Having just listened to Graceland previously, this one seems pale by comparison. I mean, it's good, it's Paul Simon, but certainly a singer-songwriter of his time (1972). The singles are as good as ever, and really the shining spots on an otherwise ok album.
Classic. Really served as my introduction to alternative back in the day (with The Cure's \"Boy's Don't Cry\" album), and whether it's nostalgia or more than that, it still holds up to this day. So unique musically and lyrically.
What's not to love about the Pixies?! This album falls short of some of their earlier albums for me, but is still vibrant and energetic and fun.

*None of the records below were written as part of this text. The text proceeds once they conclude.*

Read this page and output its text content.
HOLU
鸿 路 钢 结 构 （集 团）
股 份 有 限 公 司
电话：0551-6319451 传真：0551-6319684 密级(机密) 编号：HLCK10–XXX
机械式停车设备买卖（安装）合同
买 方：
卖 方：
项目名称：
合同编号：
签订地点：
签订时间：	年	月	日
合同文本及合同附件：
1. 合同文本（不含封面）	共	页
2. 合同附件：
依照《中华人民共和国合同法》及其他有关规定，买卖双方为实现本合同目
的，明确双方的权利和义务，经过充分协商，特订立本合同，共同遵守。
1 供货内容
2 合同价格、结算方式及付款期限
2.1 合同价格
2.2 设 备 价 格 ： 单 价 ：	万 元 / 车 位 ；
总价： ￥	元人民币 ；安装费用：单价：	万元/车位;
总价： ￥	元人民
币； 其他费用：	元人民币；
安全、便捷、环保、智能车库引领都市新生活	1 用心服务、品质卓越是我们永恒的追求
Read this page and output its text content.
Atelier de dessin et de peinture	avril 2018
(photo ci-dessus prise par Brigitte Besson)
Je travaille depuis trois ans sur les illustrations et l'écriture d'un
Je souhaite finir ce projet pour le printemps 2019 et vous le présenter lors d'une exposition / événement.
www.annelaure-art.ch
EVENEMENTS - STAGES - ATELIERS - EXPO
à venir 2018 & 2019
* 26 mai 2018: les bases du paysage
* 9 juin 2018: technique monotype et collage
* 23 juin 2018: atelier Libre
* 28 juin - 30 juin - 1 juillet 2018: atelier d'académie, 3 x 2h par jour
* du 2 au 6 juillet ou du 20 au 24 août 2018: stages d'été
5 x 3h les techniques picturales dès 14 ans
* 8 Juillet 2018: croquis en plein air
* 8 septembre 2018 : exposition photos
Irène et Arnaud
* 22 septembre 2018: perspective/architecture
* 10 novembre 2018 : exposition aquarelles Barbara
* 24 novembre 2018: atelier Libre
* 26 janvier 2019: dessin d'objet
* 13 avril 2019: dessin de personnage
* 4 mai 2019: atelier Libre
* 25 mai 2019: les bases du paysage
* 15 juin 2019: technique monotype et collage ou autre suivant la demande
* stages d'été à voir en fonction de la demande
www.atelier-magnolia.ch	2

As someone who has always been a bit tepid in his response to The Who, I really enjoyed this early, rough around the edges, old-school rock and roll album. It made me think of the later Rolling Stones album "Between the Buttons." It was also interesting to hear this earlier incarnation of the band, knowing the bombastic band they were going to become.
Wow. I had forgotten how many classics were on this album. As a casual Cars fan, I never actually owned an album, but if I were to, this would be the one! Great!
Tough one. I really like this album, as it came out in some formative years for me, musically. I like all the songs, but is it classic?
Another album I never owned, but it was certainly ubiquitous in its time. Relistening now (it's not on Spotify?), it certainly hit me how much of an impact it had on pop culture, and remains very listenable now. Obviously questionable lyrics and themes, but the production is good and the music is fun.
As someone who has never understood the (mass) appeal of the Grateful Dead, I can say this album...did nothing to change my mind. There are a few OK songs, enough to warrant the 3 star rating (Ripple, Truckin, Friend of the Devil, Sugar Magnolia), but for the most part what I've always thought of them holds true: boring musically and lyrically, sup-par vocally, just all around uninteresting.
I do love me some smooth buttery flow of Q-Tip, but find that I was missing the je ne sais quoi of the Tribe. Good vibe to the album, but just ok.
Hadn't really heard this album aside from the title track, and aside from having seen the movie ages ago, and was surprised at how loung-ey it sounded on the whole, with elements of funk and R&B thrown in. A good background mellow listen.
Really torn between 3 and 4 stars. Love the album, but is it really a 4-star?? solid 3.5, 3.75 even.